PossibleRochester.com Launched to Support Local C-PACE Program

PossibleRochester.com Launched to Support Local C-PACE Program

(Image credit: Veer Mudambi, Rate It Green)

We’re pleased to announce the launch of our new initiative to support the introduction of C-PACE (Commercial Property Assessed Clean Energy) in the City of Rochester.

As part of this, we are seeking to conduct a national demonstration project for what we call Community PACE and, at the hyperlocal level, “Neighborhood PACE,” as a way to scale up the adoption of C-PACE across the country. Some of this is further described at our new Rochester-focused websites, PossibleRochester.com (for business) and PossibleRochester.org (this site).

The purpose of the demonstration project is to develop a replicable model for leveraging C-PACE for local economic development, climate action, and community regeneration.

For those just learning about C-PACE, the simplest way to describe it is that it’s a way to provide long-term, fixed-rate financing to commercial property owners and developers for 100% of the costs of upgrading their buildings to higher energy-efficiency standards and on-site renewable energy generation.

PACE (Property Assessed Clean Energy) was first pioneered in 2008 in Berkeley, CA, when the city provided the initial financing and placed a Special Assessment on the property to guarantee its repayment. This addressed what was perceived as the biggest obstacle to getting property owners to make energy efficiency and renewable energy upgrades: the lack of sufficient capital.

The rationale was that the property owner might not have the funds, or (as often the case with commercial properties) may have competing priorities for their capital. Importantly, by having the loan secured through a Special Assessment tied to the property, like a sewer or a sidewalk assessment, the repayment can be treated as an operating expense. Since it’s not a loan to the owner, PACE doesn’t impact the owner’s ability to borrow for other needs. If the building is sold, the next owner continues to pay for the improvements, which can be spread out for up to 20 years. This long-term amortization allows projects to be designed to be cashflow positive from the start. In other words, the energy savings more than cover the cost of the repayments, saving the owner money from the outset.

This seems, on the surface, to be a clear win-win-win: the property owner gets the upgrades with zero capital outlay of their own, gets a better building, and starts saving money right away; the lender has a highly secure long-term real estate investment at a fixed rate of return; and the community—the public—gets better-quality buildings, reduced emissions, local jobs, and a cleaner environment.

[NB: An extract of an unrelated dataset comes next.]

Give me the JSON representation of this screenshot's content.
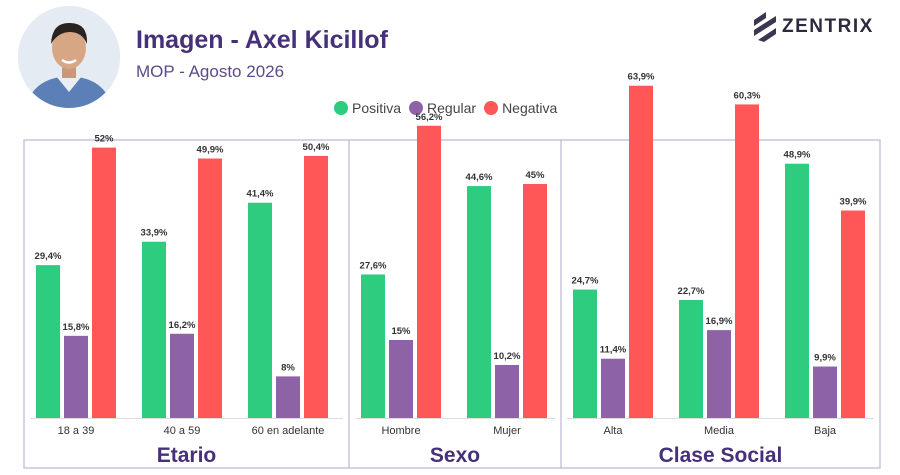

Yet Commercial PACE—heralded by Scientific American in 2010 as one of the year’s “top ten world-changing ideas”—has so far failed to live up to its potential. In twelve years, across twenty-plus states, some with multiple programs, C-PACE has so far seen just a little over $2 billion in investment, a far cry from the $129+ billion recently estimated by NAESCO as needed in the next four years. About a dozen “boutique” PACE lenders are all looking for the biggest possible deals across multiple states and jurisdictions, providing at best individual building upgrades without generating much of the added potential economic, social, or environmental impact on the community.

We aim to change this. Our initial goal is to familiarize the commercial real estate industry with C-PACE to attract “early adopters” to finance new clean energy improvements (or refinance recently completed ones). We will then focus on developing the Neighborhood Demonstration project, with the intention of partnering with other public and private organizations to help us develop and evaluate it.